Remember when James Comey was the toast of Washington? When he was doing book tours and sitting across from Stephen Colbert, peddling his memoir about what a noble, tortured public servant he was? When resistance liberals were buying “A Higher Loyalty” by the truckload like it was scripture? Well, the Department of Justice remembers too. And now they want the money back.

The DOJ just moved to seize the profits from Comey’s book deals — arguing that the former FBI Director cashed in on information he obtained while working for the American taxpayer. In other words: he used his government job to write a bestseller, and Uncle Sam would like his cut. Except it’s not a cut. It’s all of it.

This is what karma looks like when it finally puts on a suit and files a motion.

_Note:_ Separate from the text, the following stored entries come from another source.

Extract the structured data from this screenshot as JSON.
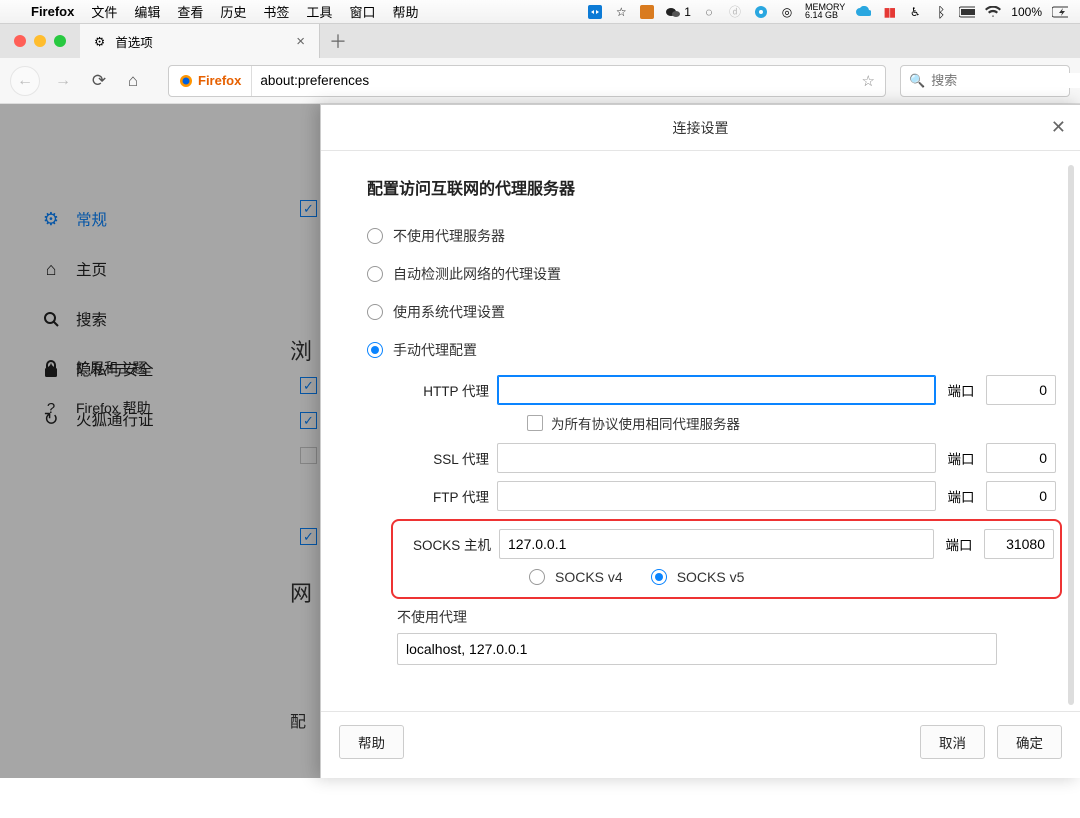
{
  "menubar": {
    "app": "Firefox",
    "items": [
      "文件",
      "编辑",
      "查看",
      "历史",
      "书签",
      "工具",
      "窗口",
      "帮助"
    ],
    "wechat_badge": "1",
    "memory_label": "MEMORY",
    "memory_value": "6.14 GB",
    "battery": "100%"
  },
  "tab": {
    "title": "首选项"
  },
  "toolbar": {
    "identity": "Firefox",
    "url": "about:preferences",
    "search_placeholder": "搜索"
  },
  "sidebar": {
    "items": [
      {
        "icon": "gear",
        "label": "常规",
        "active": true
      },
      {
        "icon": "home",
        "label": "主页"
      },
      {
        "icon": "search",
        "label": "搜索"
      },
      {
        "icon": "lock",
        "label": "隐私与安全"
      },
      {
        "icon": "sync",
        "label": "火狐通行证"
      }
    ],
    "bottom": [
      {
        "icon": "puzzle",
        "label": "扩展和主题"
      },
      {
        "icon": "help",
        "label": "Firefox 帮助"
      }
    ]
  },
  "bg": {
    "section1": "浏",
    "section2": "网",
    "section3": "配"
  },
  "dialog": {
    "title": "连接设置",
    "heading": "配置访问互联网的代理服务器",
    "opts": {
      "no_proxy": "不使用代理服务器",
      "auto_detect": "自动检测此网络的代理设置",
      "system": "使用系统代理设置",
      "manual": "手动代理配置"
    },
    "labels": {
      "http": "HTTP 代理",
      "ssl": "SSL 代理",
      "ftp": "FTP 代理",
      "socks": "SOCKS 主机",
      "port": "端口",
      "share": "为所有协议使用相同代理服务器",
      "socks4": "SOCKS v4",
      "socks5": "SOCKS v5",
      "noproxy_heading": "不使用代理"
    },
    "values": {
      "http_host": "",
      "http_port": "0",
      "ssl_host": "",
      "ssl_port": "0",
      "ftp_host": "",
      "ftp_port": "0",
      "socks_host": "127.0.0.1",
      "socks_port": "31080",
      "noproxy_list": "localhost, 127.0.0.1"
    },
    "buttons": {
      "help": "帮助",
      "cancel": "取消",
      "ok": "确定"
    }
  }
}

Let’s rewind the tape for those keeping score at home. James Comey was the FBI Director who decided he was more important than the institution he ran. He leaked classified memos to a professor friend — specifically so they’d end up in the New York Times — to trigger a special counsel investigation against a sitting president. Then, while that investigation was destroying lives and paralyzing the government, Comey sat down and wrote a book about how brave he was for doing it.

He got a reported $2 million advance. The book hit number one. He did a second book. He did speaking tours at $175,000 a pop. He became the patron saint of the resistance — a 6’8″ hall monitor who couldn’t stop telling everyone how ethical he was while cashing checks that would make a hedge fund manager blush.

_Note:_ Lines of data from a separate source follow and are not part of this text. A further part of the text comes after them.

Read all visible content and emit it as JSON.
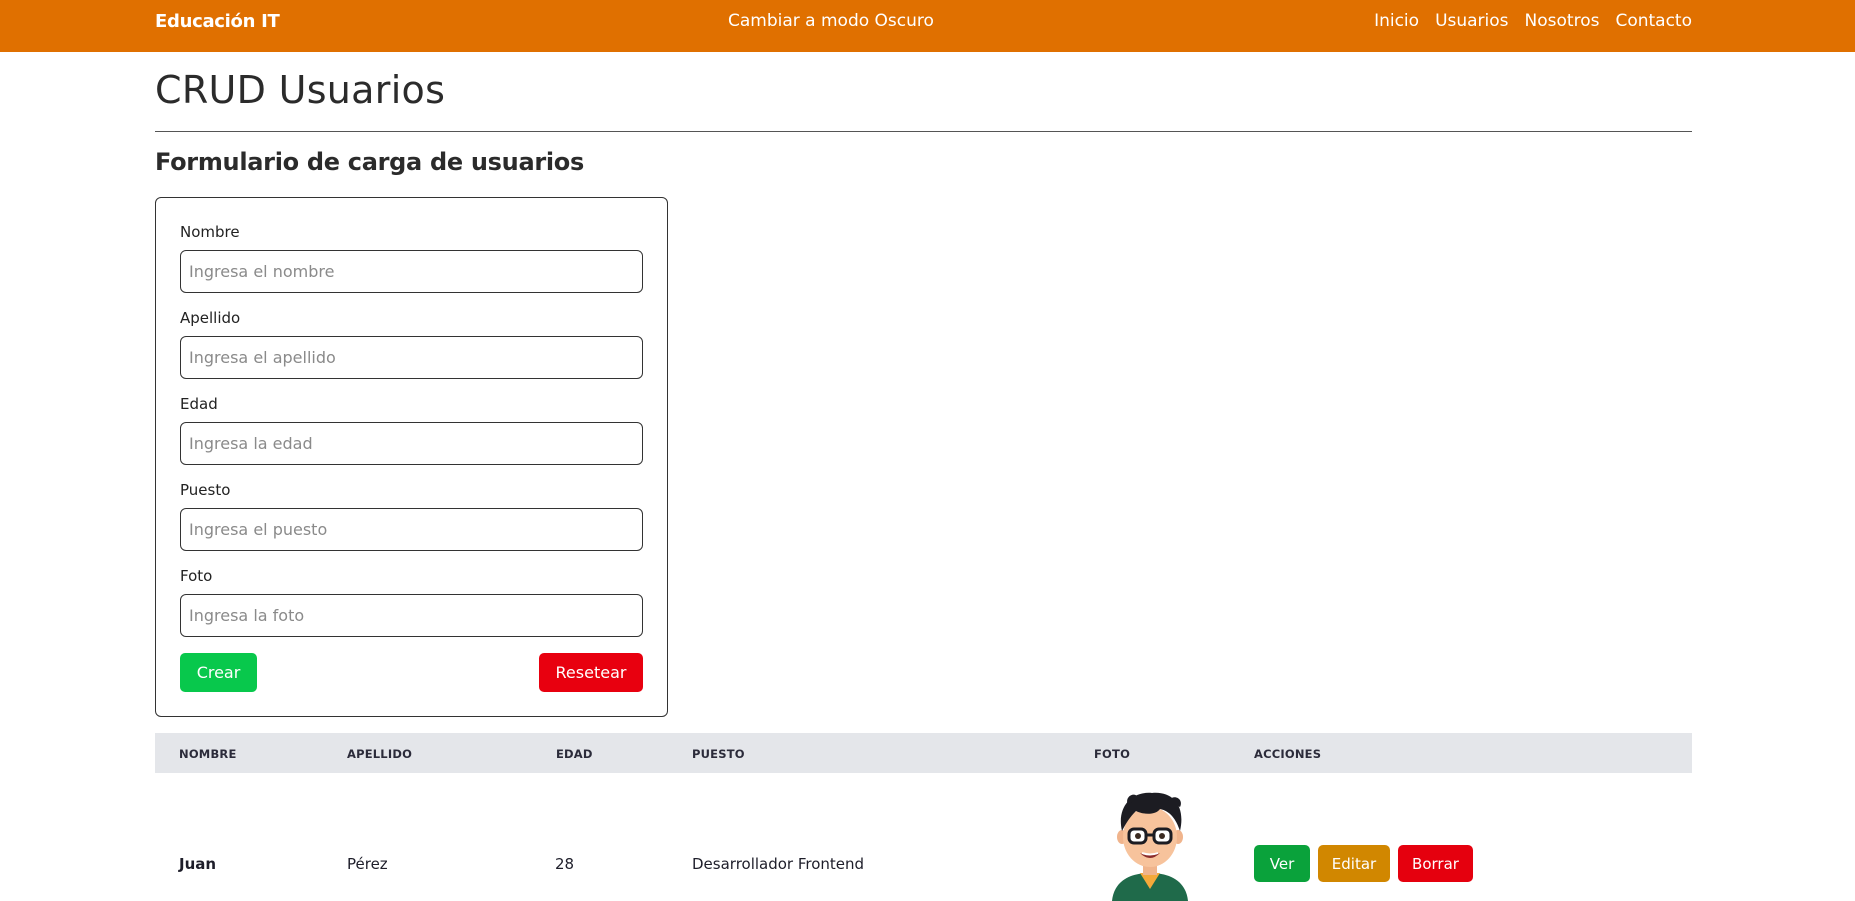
{
  "navbar": {
    "brand": "Educación IT",
    "theme_toggle": "Cambiar a modo Oscuro",
    "links": [
      "Inicio",
      "Usuarios",
      "Nosotros",
      "Contacto"
    ]
  },
  "page": {
    "title": "CRUD Usuarios",
    "form_title": "Formulario de carga de usuarios"
  },
  "form": {
    "fields": [
      {
        "label": "Nombre",
        "placeholder": "Ingresa el nombre",
        "value": ""
      },
      {
        "label": "Apellido",
        "placeholder": "Ingresa el apellido",
        "value": ""
      },
      {
        "label": "Edad",
        "placeholder": "Ingresa la edad",
        "value": ""
      },
      {
        "label": "Puesto",
        "placeholder": "Ingresa el puesto",
        "value": ""
      },
      {
        "label": "Foto",
        "placeholder": "Ingresa la foto",
        "value": ""
      }
    ],
    "create_label": "Crear",
    "reset_label": "Resetear"
  },
  "table": {
    "headers": [
      "NOMBRE",
      "APELLIDO",
      "EDAD",
      "PUESTO",
      "FOTO",
      "ACCIONES"
    ],
    "rows": [
      {
        "nombre": "Juan",
        "apellido": "Pérez",
        "edad": "28",
        "puesto": "Desarrollador Frontend",
        "foto_icon": "cartoon-avatar-glasses",
        "actions": [
          "Ver",
          "Editar",
          "Borrar"
        ]
      }
    ]
  },
  "colors": {
    "navbar": "#e07000",
    "create": "#08c84c",
    "reset": "#e8000f",
    "ver": "#0aa23b",
    "editar": "#d18700",
    "borrar": "#e5000e",
    "table_header": "#e4e6ea"
  }
}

And now? Now he’s making court appearances. Now he’s got an indictment hanging over his head. And now the DOJ is saying: that money you made? The millions from the books and the speeches and the podcast appearances? That was built on government property. That was built on classified information and privileged access. Hand it over.

For those of us who watched this man strut around like he was above accountability for the better part of a decade, this is better than Christmas morning.

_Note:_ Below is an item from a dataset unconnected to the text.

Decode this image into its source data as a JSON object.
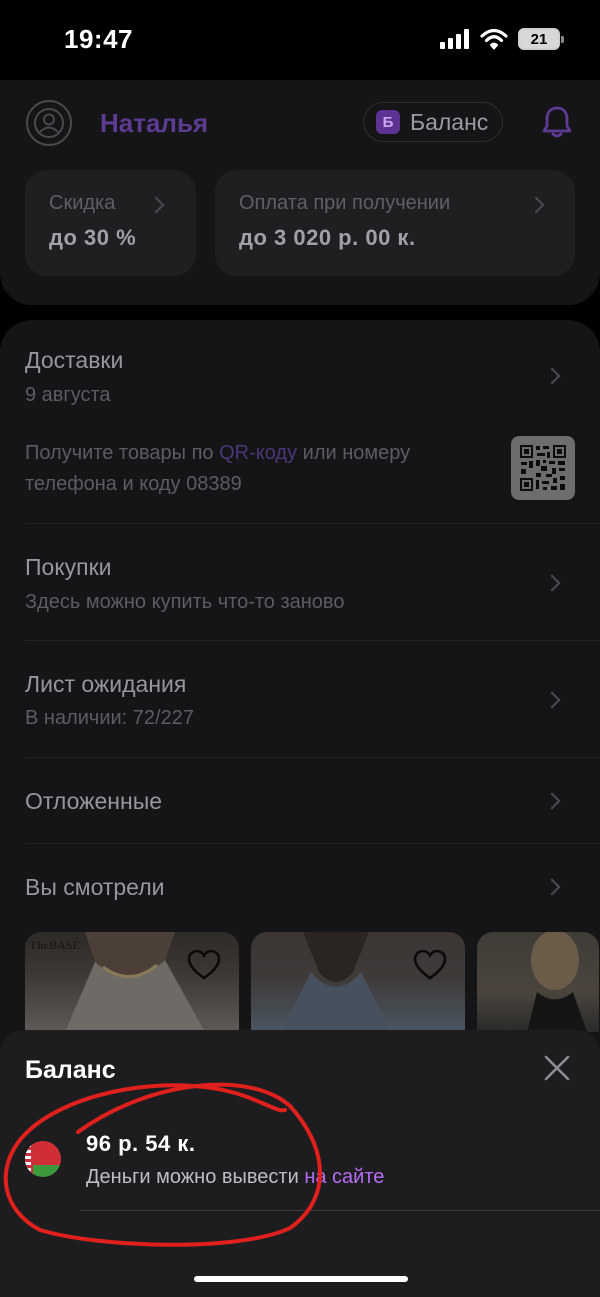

Think about the arrogance it takes to do what Comey did. He was the head of the most powerful law enforcement agency on earth. He had access to the most sensitive information in the country. And when things didn’t go his way politically — when the wrong guy won the election — he decided to weaponize that access. He leaked. He schemed. He preened for cameras. And then he wrote it all down and sold it at Barnes & Noble for $28.99.

The legal argument the DOJ is making is straightforward: government employees can’t profit from information they obtained in their official capacity. It’s the same principle they’ve used against CIA officers who wrote unauthorized memoirs. The same principle they used against Edward Snowden’s book profits. You work for the people, the information belongs to the people, and you don’t get to monetize it for personal gain.

Comey thought he was different. He thought his cause was so righteous, his crusade so noble, that the rules didn’t apply to him. He thought history would vindicate him and nobody would ever come knocking.

Somebody’s knocking.

And here’s what makes this especially sweet for those of us watching from retirement: this isn’t just about money. This is about the principle that nobody — not even a 6’8″ FBI Director with a messiah complex — gets to use the machinery of government for personal enrichment and political warfare without consequences.

For years, Comey operated like a man with immunity. He testified before Congress with that smug half-smile. He tweeted cryptic Bible verses. He posed in forests looking contemplative for magazine photographers. He was untouchable.

Until he wasn’t.

The indictment is one thing. Prison time — if it comes — is another. But taking the book money? That hits different. That takes the entire narrative Comey built — “I’m the noble whistleblower who sacrificed everything for truth” — and reduces it to what it always was: a government employee who leaked for profit and fame.

They’re not just prosecuting James Comey. They’re repossessing the myth. And every dollar they claw back is a reminder that in America, eventually, the bill comes due.

Even for the people who thought they were writing the rules.